Em conversa com o Estado na tarde de quarta, ela também contou que há um filme brasileiro que adora e que está na lista de seus possíveis próximos filmes: Orfeu Negro. “É um filme lindo. Adoraria poder fazer o remake”, disse ela sobre o clássico de 1959 dirigido por Marcel Camus e baseado na peça Orfeu da Conceição de Vinicius de Moraes. “Algumas produtoras entraram em contato para falar do projeto. Espero que dê certo”, afirma a atriz que, aos 46 anos, está grávida de três meses de seu segundo filho, fruto do relacionamento com o ator francês Olivier Martinez, de 47 anos.
Você comentou que, caso precisasse trabalhar no 911, não seria uma boa profissional.

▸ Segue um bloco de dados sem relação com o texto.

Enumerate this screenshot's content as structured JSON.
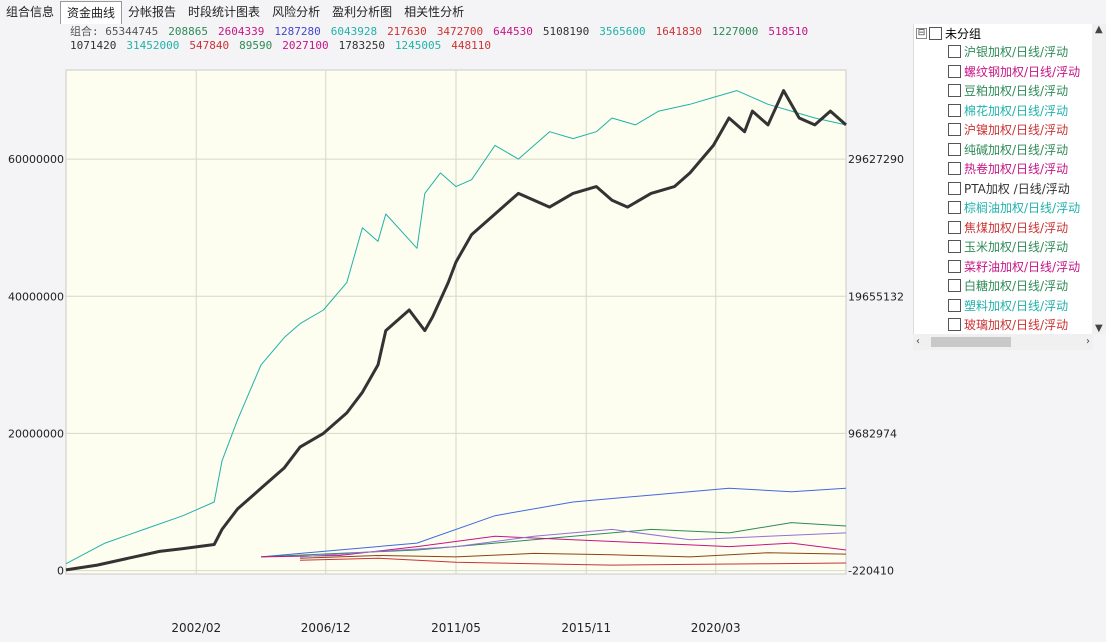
{
  "tabs": [
    {
      "label": "组合信息",
      "active": false
    },
    {
      "label": "资金曲线",
      "active": true
    },
    {
      "label": "分帐报告",
      "active": false
    },
    {
      "label": "时段统计图表",
      "active": false
    },
    {
      "label": "风险分析",
      "active": false
    },
    {
      "label": "盈利分析图",
      "active": false
    },
    {
      "label": "相关性分析",
      "active": false
    }
  ],
  "legend": {
    "row1": [
      {
        "text": "组合: 65344745",
        "color": "#555555"
      },
      {
        "text": "208865",
        "color": "#2e8b57"
      },
      {
        "text": "2604339",
        "color": "#c71585"
      },
      {
        "text": "1287280",
        "color": "#4444cc"
      },
      {
        "text": "6043928",
        "color": "#20b2aa"
      },
      {
        "text": "217630",
        "color": "#cc3333"
      },
      {
        "text": "3472700",
        "color": "#cc3333"
      },
      {
        "text": "644530",
        "color": "#c71585"
      },
      {
        "text": "5108190",
        "color": "#333333"
      },
      {
        "text": "3565600",
        "color": "#20b2aa"
      },
      {
        "text": "1641830",
        "color": "#cc3333"
      },
      {
        "text": "1227000",
        "color": "#2e8b57"
      },
      {
        "text": "518510",
        "color": "#c71585"
      }
    ],
    "row2": [
      {
        "text": "1071420",
        "color": "#333333"
      },
      {
        "text": "31452000",
        "color": "#20b2aa"
      },
      {
        "text": "547840",
        "color": "#cc3333"
      },
      {
        "text": "89590",
        "color": "#2e8b57"
      },
      {
        "text": "2027100",
        "color": "#c71585"
      },
      {
        "text": "1783250",
        "color": "#333333"
      },
      {
        "text": "1245005",
        "color": "#20b2aa"
      },
      {
        "text": "448110",
        "color": "#cc3333"
      }
    ]
  },
  "tree": {
    "root_label": "未分组",
    "expander": "⊟",
    "items": [
      {
        "label": "沪银加权/日线/浮动",
        "color": "#2e8b57"
      },
      {
        "label": "螺纹钢加权/日线/浮动",
        "color": "#c71585"
      },
      {
        "label": "豆粕加权/日线/浮动",
        "color": "#2e8b57"
      },
      {
        "label": "棉花加权/日线/浮动",
        "color": "#20b2aa"
      },
      {
        "label": "沪镍加权/日线/浮动",
        "color": "#cc3333"
      },
      {
        "label": "纯碱加权/日线/浮动",
        "color": "#2e8b57"
      },
      {
        "label": "热卷加权/日线/浮动",
        "color": "#c71585"
      },
      {
        "label": "PTA加权 /日线/浮动",
        "color": "#333333"
      },
      {
        "label": "棕榈油加权/日线/浮动",
        "color": "#20b2aa"
      },
      {
        "label": "焦煤加权/日线/浮动",
        "color": "#cc3333"
      },
      {
        "label": "玉米加权/日线/浮动",
        "color": "#2e8b57"
      },
      {
        "label": "菜籽油加权/日线/浮动",
        "color": "#c71585"
      },
      {
        "label": "白糖加权/日线/浮动",
        "color": "#2e8b57"
      },
      {
        "label": "塑料加权/日线/浮动",
        "color": "#20b2aa"
      },
      {
        "label": "玻璃加权/日线/浮动",
        "color": "#cc3333"
      }
    ]
  },
  "chart_data": {
    "type": "line",
    "title": "",
    "x_ticks": [
      "2002/02",
      "2006/12",
      "2011/05",
      "2015/11",
      "2020/03"
    ],
    "x_tick_pos": [
      0.167,
      0.333,
      0.5,
      0.667,
      0.833
    ],
    "y_left": {
      "ticks": [
        0,
        20000000,
        40000000,
        60000000
      ],
      "tick_labels": [
        "0",
        "20000000",
        "40000000",
        "60000000"
      ],
      "range": [
        -500000,
        73000000
      ]
    },
    "y_right": {
      "ticks": [
        "-220410",
        "9682974",
        "19655132",
        "29627290"
      ]
    },
    "grid": true,
    "background": "#fdfdf0",
    "series": [
      {
        "color": "#333333",
        "axis": "left",
        "width": 3,
        "x": [
          0,
          0.04,
          0.08,
          0.12,
          0.15,
          0.19,
          0.2,
          0.22,
          0.25,
          0.28,
          0.3,
          0.33,
          0.36,
          0.38,
          0.4,
          0.41,
          0.44,
          0.46,
          0.47,
          0.49,
          0.5,
          0.52,
          0.55,
          0.58,
          0.6,
          0.62,
          0.65,
          0.68,
          0.7,
          0.72,
          0.75,
          0.78,
          0.8,
          0.83,
          0.85,
          0.87,
          0.88,
          0.9,
          0.92,
          0.94,
          0.96,
          0.98,
          1.0
        ],
        "y": [
          100000,
          800000,
          1800000,
          2800000,
          3200000,
          3800000,
          6000000,
          9000000,
          12000000,
          15000000,
          18000000,
          20000000,
          23000000,
          26000000,
          30000000,
          35000000,
          38000000,
          35000000,
          37000000,
          42000000,
          45000000,
          49000000,
          52000000,
          55000000,
          54000000,
          53000000,
          55000000,
          56000000,
          54000000,
          53000000,
          55000000,
          56000000,
          58000000,
          62000000,
          66000000,
          64000000,
          67000000,
          65000000,
          70000000,
          66000000,
          65000000,
          67000000,
          65000000
        ]
      },
      {
        "color": "#20b2aa",
        "axis": "left",
        "width": 1,
        "x": [
          0,
          0.05,
          0.1,
          0.15,
          0.19,
          0.2,
          0.22,
          0.25,
          0.28,
          0.3,
          0.33,
          0.36,
          0.38,
          0.4,
          0.41,
          0.45,
          0.46,
          0.48,
          0.5,
          0.52,
          0.55,
          0.58,
          0.62,
          0.65,
          0.68,
          0.7,
          0.73,
          0.76,
          0.8,
          0.83,
          0.86,
          0.88,
          0.9,
          0.93,
          0.96,
          1.0
        ],
        "y": [
          1000000,
          4000000,
          6000000,
          8000000,
          10000000,
          16000000,
          22000000,
          30000000,
          34000000,
          36000000,
          38000000,
          42000000,
          50000000,
          48000000,
          52000000,
          47000000,
          55000000,
          58000000,
          56000000,
          57000000,
          62000000,
          60000000,
          64000000,
          63000000,
          64000000,
          66000000,
          65000000,
          67000000,
          68000000,
          69000000,
          70000000,
          69000000,
          68000000,
          67000000,
          66000000,
          65000000
        ]
      },
      {
        "color": "#4169e1",
        "axis": "left",
        "width": 1,
        "x": [
          0.25,
          0.35,
          0.45,
          0.55,
          0.65,
          0.75,
          0.85,
          0.93,
          1.0
        ],
        "y": [
          2000000,
          3000000,
          4000000,
          8000000,
          10000000,
          11000000,
          12000000,
          11500000,
          12000000
        ]
      },
      {
        "color": "#2e8b57",
        "axis": "left",
        "width": 1,
        "x": [
          0.25,
          0.35,
          0.45,
          0.55,
          0.65,
          0.75,
          0.85,
          0.93,
          1.0
        ],
        "y": [
          2000000,
          2500000,
          3000000,
          4000000,
          5000000,
          6000000,
          5500000,
          7000000,
          6500000
        ]
      },
      {
        "color": "#c71585",
        "axis": "left",
        "width": 1,
        "x": [
          0.25,
          0.35,
          0.45,
          0.55,
          0.65,
          0.75,
          0.85,
          0.93,
          1.0
        ],
        "y": [
          2000000,
          2200000,
          3500000,
          5000000,
          4500000,
          4000000,
          3500000,
          4000000,
          3000000
        ]
      },
      {
        "color": "#cc3333",
        "axis": "left",
        "width": 1,
        "x": [
          0.3,
          0.4,
          0.5,
          0.6,
          0.7,
          0.8,
          0.9,
          1.0
        ],
        "y": [
          1500000,
          1800000,
          1200000,
          1000000,
          800000,
          900000,
          1000000,
          1100000
        ]
      },
      {
        "color": "#8b4513",
        "axis": "left",
        "width": 1,
        "x": [
          0.3,
          0.4,
          0.5,
          0.6,
          0.7,
          0.8,
          0.9,
          1.0
        ],
        "y": [
          1800000,
          2200000,
          2000000,
          2500000,
          2300000,
          2000000,
          2600000,
          2400000
        ]
      },
      {
        "color": "#9370db",
        "axis": "left",
        "width": 1,
        "x": [
          0.3,
          0.4,
          0.5,
          0.6,
          0.7,
          0.8,
          0.9,
          1.0
        ],
        "y": [
          2000000,
          2800000,
          3500000,
          5000000,
          6000000,
          4500000,
          5000000,
          5500000
        ]
      }
    ]
  }
}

Por quê?
Sou muito emotiva. Durante a preparação para o papel, fiz o treinamento e passei muito tempo com as mulheres que fazem este trabalho. Passei pelo teste de perfil psicológico e, claro, fui reprovada. Lido com as questões de forma muito emocional e me envolvo. Sou muito sensível. Este nunca seria um trabalho que eu escolheria. Mas aprendi muito. Há homens que são atendentes também, mas a maioria é mulher.
Por que há mais mulheres?Porque nós mulheres somos mais multitarefa. E para fazer bem este trabalho é preciso estar atenta, falar com a vítima, com a polícia, digitar na tela as informações, falar com outras pessoas do call center. É preciso estar constantemente pensando no ‘próximo movimento’ e, ao mesmo tempo, focar no que está no presente. Mulheres, que são mães, organizam a família, trabalham e fazem de tudo, são melhores neste trabalho.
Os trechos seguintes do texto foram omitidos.